Our focus is on reducing stress and improving welfare in domestic cats of different populations and under various circumstances. The major approach is to apply pheromontheraphy under stressful circumstances, and provide enrichment to the cat's regular environment.
Pheromontheraphy refers to the use pheromones for treating anxiety-related behavior problems in cats, which are one of the main reasons for domestic cats being relinquished to animal shelters and for owners seeking for consultant. Pheromone as an alternative to pharmacotherapy for treating behavior problems is of increased popularity because of its safety and convenience for application. Some pheromones, supported by scientific evidences are effective in eliminate certain behavioral problems in cats and examples are the F3 facial pheromones (FeliwayTM) in reducing urine marking, the F4 facial pheromones (Felifriend TM) in reducing inter and intra-specific aggression and the calming effect of the cat mammarial appeasing pheromone (Feli-MultiCat).
The rabbit pheromone 2-methyl-2-butenal (2M2B) - an interomone in cats
As a rabbit maternal-neonatal pheromone that induces tit-seeking behavior in rabbit cubs, 2M2B has been shown in pigs to increase feed intake and body weight during the period after weaning (McGlone et al., 2017). This indicates that 2M2B may have an interomone effects (i.e., a chemical signal that acts as a pheromone of one species but elicits behavioral or physiological responses in a different species where the pheromone molecules have not yet been identified) in species other than rabbits. Therefore, 2M2B was evaluated for its interomone effects in cats under stressful circumstances (i.e., exposed to novel environment and social interactions, transport and sound stress).

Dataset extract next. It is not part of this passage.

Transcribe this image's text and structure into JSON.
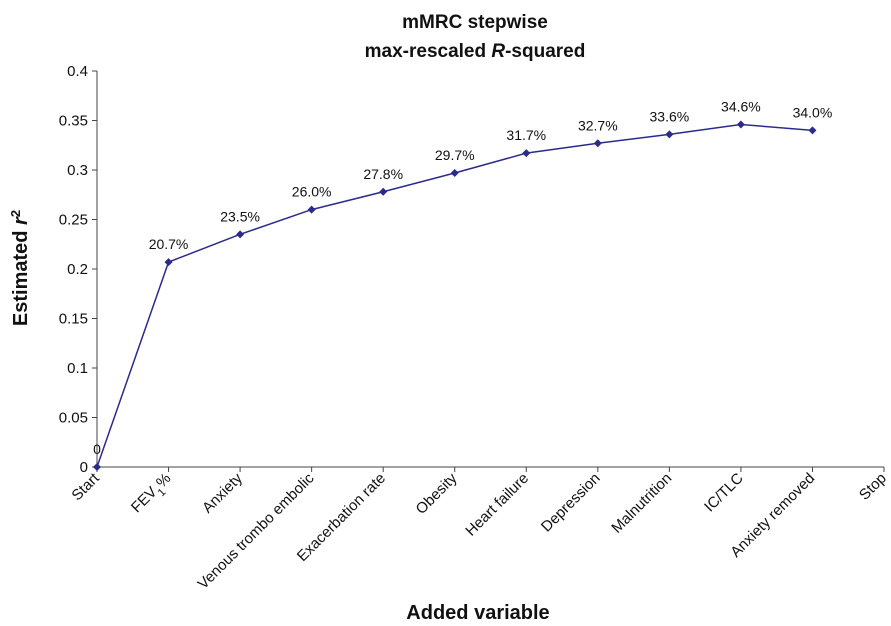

Environmental enrichment in cats
The environment enrichment (EE)s are interventions (e.g., toys, scratchers, sensory stimulus) applied to the relatively impoverished environments for improving the welfare of the animals. EEs are effective in reducing the time cat spend being inactive and increase their activity level and diversity. We want to determine which type of scratchers cats prefer, what available sensory stimuli, especially olfactory ones can be applied to increase the use of the scratcher and the long-term effects of these EEs on the general activity and weight management in cats.